Dalmatia’s chefs expect a catastrophic season. Not merely measured against the last few years, but overall. Between the coronavirus pandemic, costly epidemiological measures, the ensuing economic downturn, a late start to the summer season and general uncertainty, revenue at some eateries could plunge by 70 percent compared to last year. Some chefs told Slobodna Dalmacija they won’t even bother opening unless they know they’ll recoup costs. 

Restaurants in far-flung locations like Lastovo may suffer the most. Already disconnected from the mainland, a late start to the nautical tourism season combined with limited ferry service is forcing eateries on islands all along the Adriatic to remain closed.
It’s a strange irony of the coronavirus era: many Croatian restaurants think closed is the best way to stay open. At least in the long term. Marčlino Simić owner of Lastovo’s “Porto Rosso” did the math himself and kept his kitchen shuttered.

“For now, I do not intend to open my business because it is only an expense for me if there are no nautical tourists,” he said. “I’ll see around June 15 if anything changes.” He’s not alone. 

“More than 30 percent of Croatian caterers will not open the doors of their facilities,” chef Duje Pisac of Puteus Palace said. “I am also sure that in September a huge number of restaurants and cafes will change owners, go for rent or sell.”

The chef last year brought in cooks and waiters from Serbia; the local labor market couldn’t match his needs. He’d been planning to hold on to the staff for this year, expecting a profitable season.

Puteus Palace, a boutique luxury hotel on Brač, will open on June 15. Cancelations for now remain low but nevertheless both wages and orders have been cut to save cash.

“This is the only way we can make money,” Pisac said.

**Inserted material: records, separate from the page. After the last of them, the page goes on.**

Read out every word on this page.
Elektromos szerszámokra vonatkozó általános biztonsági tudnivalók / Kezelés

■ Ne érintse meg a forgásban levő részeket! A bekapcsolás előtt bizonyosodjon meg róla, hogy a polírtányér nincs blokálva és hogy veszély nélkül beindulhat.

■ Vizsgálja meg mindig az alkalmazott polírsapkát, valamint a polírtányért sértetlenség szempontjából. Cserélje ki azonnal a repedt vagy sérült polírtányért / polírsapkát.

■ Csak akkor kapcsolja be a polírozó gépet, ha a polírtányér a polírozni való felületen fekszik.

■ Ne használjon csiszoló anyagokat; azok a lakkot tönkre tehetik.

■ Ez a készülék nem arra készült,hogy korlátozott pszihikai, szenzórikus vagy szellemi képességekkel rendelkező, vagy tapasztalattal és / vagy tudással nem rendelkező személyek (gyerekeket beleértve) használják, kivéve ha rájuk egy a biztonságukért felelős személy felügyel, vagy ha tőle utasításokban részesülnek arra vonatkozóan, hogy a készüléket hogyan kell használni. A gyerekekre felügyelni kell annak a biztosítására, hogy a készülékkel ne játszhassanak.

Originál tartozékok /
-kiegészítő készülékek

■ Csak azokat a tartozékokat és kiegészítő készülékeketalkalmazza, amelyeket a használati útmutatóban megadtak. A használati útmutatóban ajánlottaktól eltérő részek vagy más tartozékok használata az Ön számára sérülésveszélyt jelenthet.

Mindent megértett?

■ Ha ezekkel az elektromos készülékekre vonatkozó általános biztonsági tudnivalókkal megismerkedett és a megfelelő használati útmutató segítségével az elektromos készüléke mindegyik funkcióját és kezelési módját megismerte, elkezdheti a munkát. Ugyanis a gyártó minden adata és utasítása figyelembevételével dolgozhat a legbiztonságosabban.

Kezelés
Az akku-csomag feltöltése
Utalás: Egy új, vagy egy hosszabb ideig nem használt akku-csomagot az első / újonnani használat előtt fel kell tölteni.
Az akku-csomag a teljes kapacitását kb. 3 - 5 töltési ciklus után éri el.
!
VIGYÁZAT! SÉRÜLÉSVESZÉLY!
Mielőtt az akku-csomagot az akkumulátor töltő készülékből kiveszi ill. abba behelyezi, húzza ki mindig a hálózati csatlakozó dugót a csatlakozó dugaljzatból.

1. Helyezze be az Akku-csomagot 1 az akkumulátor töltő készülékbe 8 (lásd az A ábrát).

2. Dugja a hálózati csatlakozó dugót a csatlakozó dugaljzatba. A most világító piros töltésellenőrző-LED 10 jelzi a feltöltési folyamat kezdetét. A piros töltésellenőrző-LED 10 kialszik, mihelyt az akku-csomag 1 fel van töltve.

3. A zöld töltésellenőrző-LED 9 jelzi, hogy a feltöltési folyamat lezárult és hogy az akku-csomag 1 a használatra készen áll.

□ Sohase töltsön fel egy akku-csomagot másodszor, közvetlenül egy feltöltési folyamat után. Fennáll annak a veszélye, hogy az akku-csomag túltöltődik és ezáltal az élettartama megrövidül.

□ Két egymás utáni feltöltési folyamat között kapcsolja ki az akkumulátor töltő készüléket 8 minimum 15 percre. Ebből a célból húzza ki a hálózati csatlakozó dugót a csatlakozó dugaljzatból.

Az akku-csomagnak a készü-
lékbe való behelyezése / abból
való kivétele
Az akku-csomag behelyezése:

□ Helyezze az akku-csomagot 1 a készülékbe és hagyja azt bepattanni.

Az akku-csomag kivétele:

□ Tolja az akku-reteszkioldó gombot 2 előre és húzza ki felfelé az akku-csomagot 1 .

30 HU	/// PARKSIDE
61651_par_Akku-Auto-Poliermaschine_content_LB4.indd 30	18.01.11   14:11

“We canceled everything because there is no work, and there was a surplus of domestic labor,” he added. “The hotel kitchen where I worked with eight people last year, this year it will fall on three people. And God forbid that I stay on that number until the end of the season.”

Chef Braco Sanjin of Split’s “Kadene” reoriented the menu towards domestic guests — a tectonic departure from its usual offerings. Prices were slashed while attempting to maintain a fine dining experience.

It’s a tightrope many higher-end restaurants are walking — reducing prices but not quality — to compete in an industry already used to razor-thin margins.

“These are all necessary adjustments we had to make to survive this summer,” Sanjin said.

Ivan Pažanin — perhaps one of Croatia’s most-recognizable chefs and television mainstay — is cutting prices by up to 20 percent at “Štorija” in Split. He’s called for lower highway tolls to incentivize travel within the country.

Still, many worry the time lost since the mid-March lockdown will be hard to make up.

“Two non-working months in the busiest part of the year for caterers means a collapse, which will drag on for the next five seasons,” Pisac said. “And the worst will be for the one who took out the loans, or for the one from the lease.”

Šimić has dim hopes for his Lastovo establishment but sees a silver lining for the country.

“We will be happy to earn 35 to 40 percent this year compared to last year,” he said. “The coronavirus brought us a historic chance to change something, for knowledge to pass from our asses into our heads about which way this beautiful country of ours should go.”